Project description:Tumour hypoxia is a recognised driver of breast cancer pathology. The main cellular response to hypoxia is mediated by the hypoxia-inducible factors HIF1 and HIF2, and is controlled through the regulation of oxygen-labile HIFα subunits. HIF1α has a well-established role in breast cancer where it has also been shown to be regulated by growth factor signalling. However, the role of HIF2α has been less thoroughly researched. Here, the role of HIF2α was investigated in breast cancer cell lines and publicly available gene expression datasets to determine its relationship with HER2 receptor expression in breast cancer.
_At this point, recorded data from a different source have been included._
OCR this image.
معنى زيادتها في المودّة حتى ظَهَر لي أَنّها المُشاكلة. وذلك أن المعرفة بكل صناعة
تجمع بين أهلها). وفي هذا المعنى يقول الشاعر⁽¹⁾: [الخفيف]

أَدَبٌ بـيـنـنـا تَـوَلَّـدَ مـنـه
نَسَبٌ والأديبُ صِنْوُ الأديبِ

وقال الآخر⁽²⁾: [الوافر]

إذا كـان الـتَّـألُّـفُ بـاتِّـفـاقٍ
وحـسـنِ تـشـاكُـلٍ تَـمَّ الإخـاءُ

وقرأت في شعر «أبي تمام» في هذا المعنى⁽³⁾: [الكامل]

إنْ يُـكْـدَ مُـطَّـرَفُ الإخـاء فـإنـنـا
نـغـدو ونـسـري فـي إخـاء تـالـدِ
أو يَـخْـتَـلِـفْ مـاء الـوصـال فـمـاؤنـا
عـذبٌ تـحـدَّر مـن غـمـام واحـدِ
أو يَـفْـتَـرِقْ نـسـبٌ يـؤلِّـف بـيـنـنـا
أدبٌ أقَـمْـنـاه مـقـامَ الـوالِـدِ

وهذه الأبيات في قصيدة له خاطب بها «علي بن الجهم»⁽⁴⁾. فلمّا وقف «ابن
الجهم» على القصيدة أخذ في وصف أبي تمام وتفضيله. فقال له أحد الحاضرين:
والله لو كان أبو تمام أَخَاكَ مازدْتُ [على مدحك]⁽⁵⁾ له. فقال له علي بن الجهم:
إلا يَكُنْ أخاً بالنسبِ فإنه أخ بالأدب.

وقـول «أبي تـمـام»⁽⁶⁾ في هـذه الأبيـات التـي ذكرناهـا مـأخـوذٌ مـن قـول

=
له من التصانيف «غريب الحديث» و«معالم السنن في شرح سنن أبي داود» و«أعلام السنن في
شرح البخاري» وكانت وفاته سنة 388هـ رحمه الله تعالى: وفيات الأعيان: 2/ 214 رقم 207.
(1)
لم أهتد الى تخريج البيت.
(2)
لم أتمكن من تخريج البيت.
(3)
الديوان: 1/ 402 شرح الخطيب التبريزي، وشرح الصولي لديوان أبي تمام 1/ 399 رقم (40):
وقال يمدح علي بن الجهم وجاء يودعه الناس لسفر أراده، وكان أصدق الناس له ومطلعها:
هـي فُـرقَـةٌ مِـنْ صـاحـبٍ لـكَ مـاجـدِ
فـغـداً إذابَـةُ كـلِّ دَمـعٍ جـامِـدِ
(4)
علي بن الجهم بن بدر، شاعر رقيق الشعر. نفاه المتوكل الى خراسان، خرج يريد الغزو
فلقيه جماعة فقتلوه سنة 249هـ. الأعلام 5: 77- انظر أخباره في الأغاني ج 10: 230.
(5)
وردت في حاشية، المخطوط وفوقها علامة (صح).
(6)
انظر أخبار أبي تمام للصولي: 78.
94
Using an isogenic cell line model for HER2 overexpression, we establish a direct role for HER2 in driving HIF2α expression in breast cancer. The effect of HER2-mediated HIF2α expression on the cellular response to acute and chronic hypoxia was investigated in 2D and 3D cell line models, and through protein and gene expression analysis, HER2 was shown to drive an exacerbated hypoxic response in these cells. In growth assays, HER2-overexpressing cell lines were shown to be highly sensitive to HIF2-specific inhibition through HIF2α-targeted siRNA and treatment with the HIF2α-specific translation inhibitor C76. Additionally, survival analysis in a large, publicly available dataset demonstrated a relationship between HIF2α and poor disease-specific survival in HER2-overexpressing tumours. We demonstrate a novel role for HIF2α in driving an increased hypoxic response in breast cancer cells and suggest HIF2 signalling may be an important, targetable pathway in HER2-positive breast cancers.